I learned that in many places outside of France having a few years more work experience and verifiable credentials is actually more valuable than a nice degree when applying for a job being 25 and that at 35 nobody cares anymore what degree you got in the first place.

[1] I am taking the assumption that your kids will or have already obtained french nationality and a european passport.

- Make them good at science, i.e., Maths and Physics.

- Get them into a decent high school, e.g., Henri 4 or Louis Le Grand in Paris.

- Hope they have good grades and manage to get into a good preparatory class [1], e.g., Henri 4, Louis Le Grand in Paris, or Hoche and Sainte-Geneniève in Versailles.

- Make sure they don't slack off, and hope they get into a good engineer school, e.g., Ecole Polytechnique, Ecole des Mines, Ecole Nationale des Ponts et Chaussés, CentraleSupelec.

(Lists are not exhaustive)

If they manage to get into one of these schools, they will most likely end up not have any difficulty to find a somewhat well-paid job in France.

[1]: https://en.wikipedia.org/wiki/Classe_pr%C3%A9paratoire_aux_g...

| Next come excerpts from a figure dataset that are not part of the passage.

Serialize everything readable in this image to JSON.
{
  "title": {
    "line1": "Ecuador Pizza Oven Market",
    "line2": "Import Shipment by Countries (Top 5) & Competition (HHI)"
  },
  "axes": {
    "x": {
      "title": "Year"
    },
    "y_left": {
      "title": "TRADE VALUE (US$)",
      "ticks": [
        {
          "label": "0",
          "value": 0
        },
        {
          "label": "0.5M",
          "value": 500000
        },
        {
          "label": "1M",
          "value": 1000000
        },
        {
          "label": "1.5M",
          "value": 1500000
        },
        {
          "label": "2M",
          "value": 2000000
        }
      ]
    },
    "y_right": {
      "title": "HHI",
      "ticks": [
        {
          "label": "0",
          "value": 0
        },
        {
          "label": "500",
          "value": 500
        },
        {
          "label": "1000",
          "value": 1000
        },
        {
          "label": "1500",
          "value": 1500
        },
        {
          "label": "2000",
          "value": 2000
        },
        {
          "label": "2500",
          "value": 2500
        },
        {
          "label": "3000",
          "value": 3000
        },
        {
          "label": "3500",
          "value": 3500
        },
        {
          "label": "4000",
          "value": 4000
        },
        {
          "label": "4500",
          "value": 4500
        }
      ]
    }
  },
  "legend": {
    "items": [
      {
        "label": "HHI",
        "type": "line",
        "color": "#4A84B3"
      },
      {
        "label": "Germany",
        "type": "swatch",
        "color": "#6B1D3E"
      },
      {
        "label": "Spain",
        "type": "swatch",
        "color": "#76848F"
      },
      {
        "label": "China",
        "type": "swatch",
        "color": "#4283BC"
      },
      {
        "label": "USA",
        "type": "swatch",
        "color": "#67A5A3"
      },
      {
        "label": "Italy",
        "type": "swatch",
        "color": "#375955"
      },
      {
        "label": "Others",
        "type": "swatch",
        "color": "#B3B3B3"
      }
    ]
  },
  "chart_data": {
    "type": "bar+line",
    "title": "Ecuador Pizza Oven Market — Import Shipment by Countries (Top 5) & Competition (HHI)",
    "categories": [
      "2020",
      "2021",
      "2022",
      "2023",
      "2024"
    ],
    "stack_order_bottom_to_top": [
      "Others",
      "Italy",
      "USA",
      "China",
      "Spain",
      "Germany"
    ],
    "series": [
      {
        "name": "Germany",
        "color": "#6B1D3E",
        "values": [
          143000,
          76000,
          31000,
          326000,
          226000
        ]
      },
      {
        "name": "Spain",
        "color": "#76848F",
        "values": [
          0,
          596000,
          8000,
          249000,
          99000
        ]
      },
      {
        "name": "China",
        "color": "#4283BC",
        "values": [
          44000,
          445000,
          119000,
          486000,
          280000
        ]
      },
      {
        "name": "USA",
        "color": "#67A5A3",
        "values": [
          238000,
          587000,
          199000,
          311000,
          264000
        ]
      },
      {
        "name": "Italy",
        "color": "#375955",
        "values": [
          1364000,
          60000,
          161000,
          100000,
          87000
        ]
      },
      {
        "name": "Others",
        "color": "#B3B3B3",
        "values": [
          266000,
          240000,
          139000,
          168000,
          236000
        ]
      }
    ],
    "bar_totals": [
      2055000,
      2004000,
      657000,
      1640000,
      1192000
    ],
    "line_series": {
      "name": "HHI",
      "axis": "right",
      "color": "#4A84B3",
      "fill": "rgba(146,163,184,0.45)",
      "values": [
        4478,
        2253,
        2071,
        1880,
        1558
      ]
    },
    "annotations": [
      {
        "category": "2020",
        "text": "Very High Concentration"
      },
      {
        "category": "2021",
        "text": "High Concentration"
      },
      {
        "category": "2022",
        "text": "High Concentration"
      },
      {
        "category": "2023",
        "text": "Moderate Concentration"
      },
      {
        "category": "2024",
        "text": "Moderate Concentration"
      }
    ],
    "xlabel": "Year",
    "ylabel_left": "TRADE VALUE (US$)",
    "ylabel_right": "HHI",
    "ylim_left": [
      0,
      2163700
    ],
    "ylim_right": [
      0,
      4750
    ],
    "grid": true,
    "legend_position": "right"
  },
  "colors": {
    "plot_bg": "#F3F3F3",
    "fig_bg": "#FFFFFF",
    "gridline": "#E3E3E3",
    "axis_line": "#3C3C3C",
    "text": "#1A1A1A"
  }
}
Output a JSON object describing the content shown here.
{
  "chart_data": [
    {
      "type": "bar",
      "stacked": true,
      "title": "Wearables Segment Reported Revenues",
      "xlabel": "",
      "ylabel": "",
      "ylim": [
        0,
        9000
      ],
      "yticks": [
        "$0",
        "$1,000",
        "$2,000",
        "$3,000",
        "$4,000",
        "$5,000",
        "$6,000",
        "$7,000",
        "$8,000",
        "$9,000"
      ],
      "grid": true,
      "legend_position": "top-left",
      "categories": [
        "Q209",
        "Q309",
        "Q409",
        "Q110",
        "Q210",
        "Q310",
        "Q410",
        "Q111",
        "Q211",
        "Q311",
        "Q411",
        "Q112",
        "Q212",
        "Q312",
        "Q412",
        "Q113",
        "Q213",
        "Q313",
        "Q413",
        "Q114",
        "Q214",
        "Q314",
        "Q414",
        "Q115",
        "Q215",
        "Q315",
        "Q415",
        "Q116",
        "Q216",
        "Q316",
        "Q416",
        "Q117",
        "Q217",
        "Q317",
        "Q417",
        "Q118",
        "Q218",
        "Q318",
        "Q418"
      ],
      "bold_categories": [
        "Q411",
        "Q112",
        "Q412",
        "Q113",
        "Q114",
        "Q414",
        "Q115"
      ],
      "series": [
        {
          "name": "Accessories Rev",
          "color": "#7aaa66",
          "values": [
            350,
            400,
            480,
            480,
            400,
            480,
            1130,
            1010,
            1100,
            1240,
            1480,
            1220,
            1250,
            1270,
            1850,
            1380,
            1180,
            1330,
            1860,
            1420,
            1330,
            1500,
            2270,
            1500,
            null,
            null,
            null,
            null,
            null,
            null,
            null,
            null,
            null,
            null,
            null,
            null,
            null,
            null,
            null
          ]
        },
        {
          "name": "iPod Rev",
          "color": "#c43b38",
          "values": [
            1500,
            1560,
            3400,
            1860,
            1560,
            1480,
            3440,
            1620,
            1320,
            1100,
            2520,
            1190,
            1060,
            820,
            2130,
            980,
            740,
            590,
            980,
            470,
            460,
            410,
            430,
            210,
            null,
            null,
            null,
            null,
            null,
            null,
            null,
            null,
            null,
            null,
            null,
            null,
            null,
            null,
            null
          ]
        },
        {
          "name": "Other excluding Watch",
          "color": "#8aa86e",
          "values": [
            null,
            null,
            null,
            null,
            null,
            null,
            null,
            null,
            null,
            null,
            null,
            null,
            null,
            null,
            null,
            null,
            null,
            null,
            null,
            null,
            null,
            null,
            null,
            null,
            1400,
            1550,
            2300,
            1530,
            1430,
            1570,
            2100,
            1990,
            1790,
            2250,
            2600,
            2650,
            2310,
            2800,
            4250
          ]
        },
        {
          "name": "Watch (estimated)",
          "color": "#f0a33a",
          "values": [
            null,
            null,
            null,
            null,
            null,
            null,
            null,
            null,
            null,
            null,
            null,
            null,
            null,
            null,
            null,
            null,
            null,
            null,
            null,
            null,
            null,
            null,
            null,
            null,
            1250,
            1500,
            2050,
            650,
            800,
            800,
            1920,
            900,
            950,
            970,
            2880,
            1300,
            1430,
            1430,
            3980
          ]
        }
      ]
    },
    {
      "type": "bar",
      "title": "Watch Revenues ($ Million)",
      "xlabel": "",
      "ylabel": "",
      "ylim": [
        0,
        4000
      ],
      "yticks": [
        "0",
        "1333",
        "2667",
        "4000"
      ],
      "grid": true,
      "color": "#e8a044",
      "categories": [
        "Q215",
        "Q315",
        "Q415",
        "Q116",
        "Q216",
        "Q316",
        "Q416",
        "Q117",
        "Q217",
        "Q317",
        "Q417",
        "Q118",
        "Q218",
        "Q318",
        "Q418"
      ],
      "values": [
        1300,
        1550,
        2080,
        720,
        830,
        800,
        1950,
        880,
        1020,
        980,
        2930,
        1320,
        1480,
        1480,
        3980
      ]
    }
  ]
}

You can find some guides on the topic, for example: https://www.letudiant.fr/etudes/classes-prepa.html.

Very often, when a kid is good enough its school main teacher will mention the possibility of going to a prépa: it's good for a school reputation when they can send kids to prépas.

For sure it's better when the parents are already in the known, but it wasn't the case for me and it was not a show stopper. There's plenty of public information and the importance of "grandes écoles" in France is not a secret.

When I talk about these paths, I mostly mean prepas and grande écoles, but that doesn't mean I recommend them.

Yeah you're set for life if you succeed there, but the student suicide rate in those schools is also astonishingly high because of the pressure/competition.

If I were you, I'd just teach my kids to code, learn, build stuff, sell stuff, and use AI correctly. IMO school is an outdated concept, in any country.

Move to Quebec.
Terrible idea if you are not white, do not have a French surname or are visibly muslim.
Worse than France? Doubt it. In Quebec You mostly need to speak properly.

Plus, if you have French citizenship, u get cheap access to some pretty good universities.